Thread: NAS, SAN or any alternate solution ?

NAS, SAN or any alternate solution ?

From
bsimon@loxane.com
Date:

Hi all,

I've been searching the list for a while but couldn't find any up-to-date information relating to my problem.
We have a production server with postgresql on cygwin that currently deels with about 200 Gigs of data (1 big IDE drive). We plan to move to linux for some reasons I don't have to explain.
Our aim is also to be able to increase our storage capacity up to approximately 1 or 2 terabytes and to speed up our production process. As we are a small "microsoft addicted" company , we have some difficulties to choose the best configuration that would best meet our needs.
Our production process is based on transaction (mostly huge inserts) and disk access is the main bottlle-neck.

Our main concern is hardware related :

Would NAS or SAN be good solutions ? (I've read that NAS uses NFS which could slow down the transfer rate ??)
Has anyone ever tried one of these with postgresql ?

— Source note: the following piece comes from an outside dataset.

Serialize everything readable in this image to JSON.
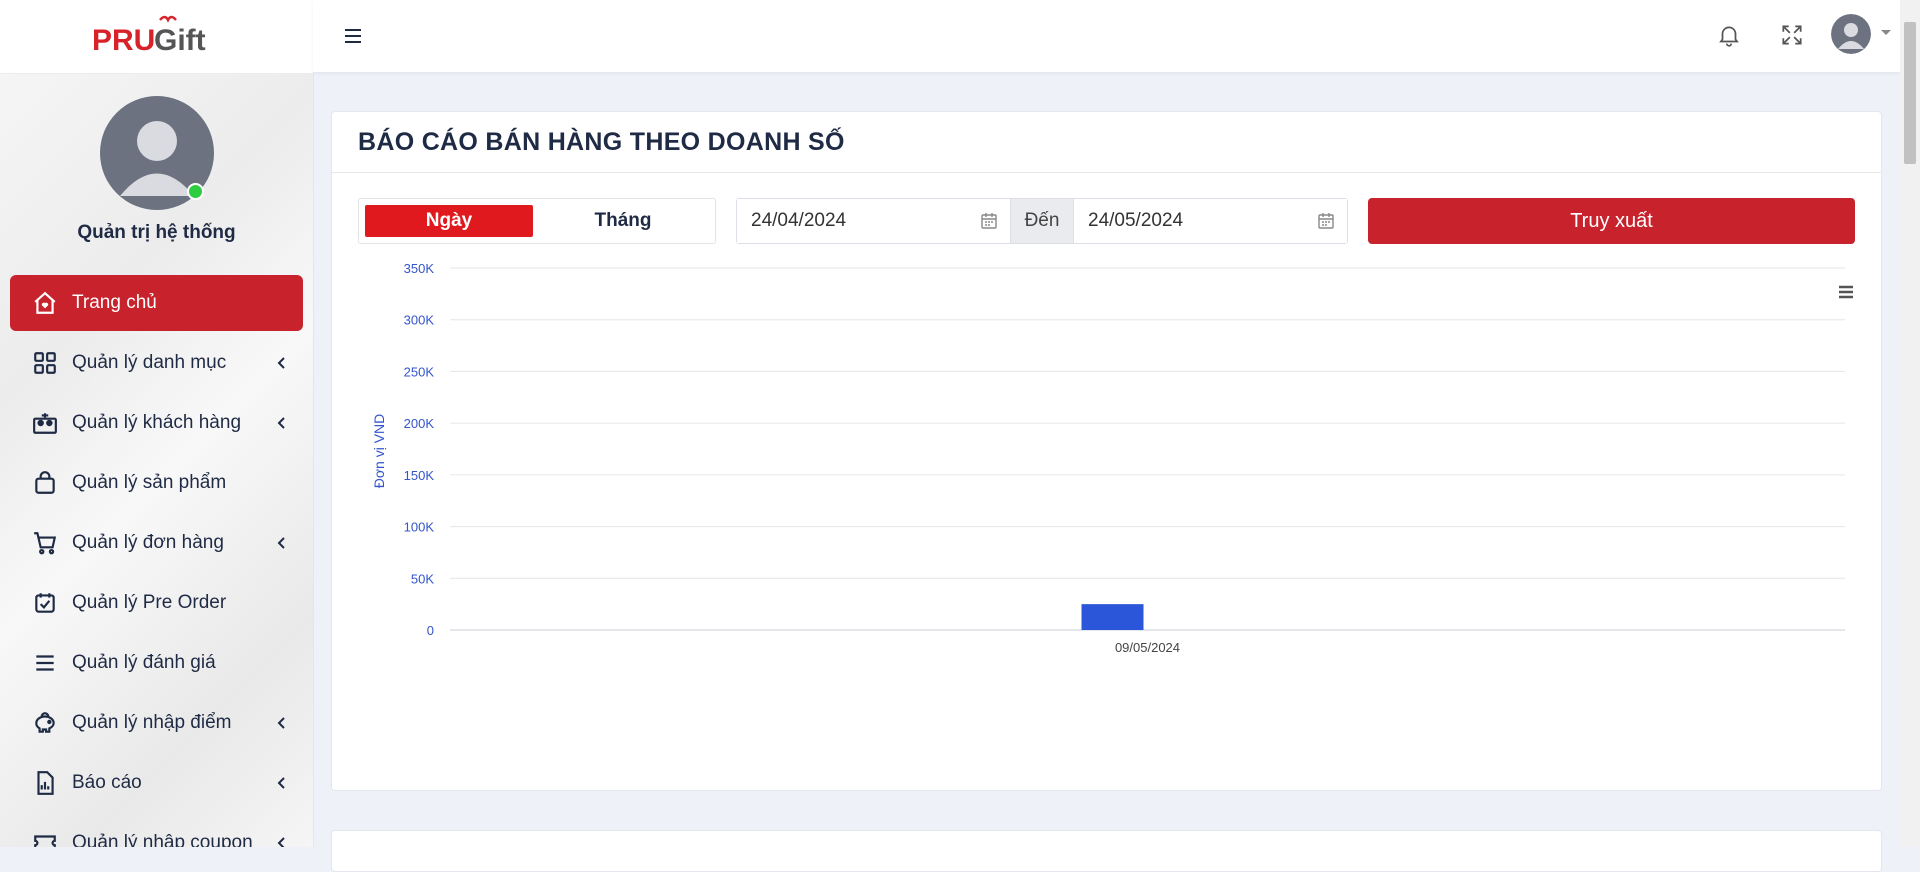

I would appreciate any comments.
Thanks in advance.

Benjamin.

================================================
Benjamin Simon - Ingénieur Développement Cartographie
http://www.loxane.com
tel : 01 30 40 24 00
Fax : 01 30 40 24 04

LOXANE
271, Chaussée Jules César 95250 Beauchamp
France

Re: NAS, SAN or any alternate solution ?

From
"Scott Marlowe"
Date:
On Tue, 2004-07-20 at 01:52, bsimon@loxane.com wrote:
> Hi all,
>
> I've been searching the list for a while but couldn't find any
> up-to-date information relating to my problem.
> We have a production server with postgresql on cygwin that currently
> deels with about 200 Gigs of data (1 big IDE drive). We plan to move
> to linux for some reasons I don't have to explain.
> Our aim is also to be able to increase our storage capacity up to
> approximately 1 or 2 terabytes and to speed up our production process.
> As we are a small "microsoft addicted" company , we have some
> difficulties to choose the best configuration that would best meet our
> needs.
> Our production process is based on transaction (mostly huge inserts)
> and disk access is the main bottlle-neck.
>
> Our main concern is hardware related :
>
> Would NAS or SAN be good solutions ? (I've read that NAS uses NFS
> which could slow down the transfer rate ??)
> Has anyone ever tried one of these with postgresql ?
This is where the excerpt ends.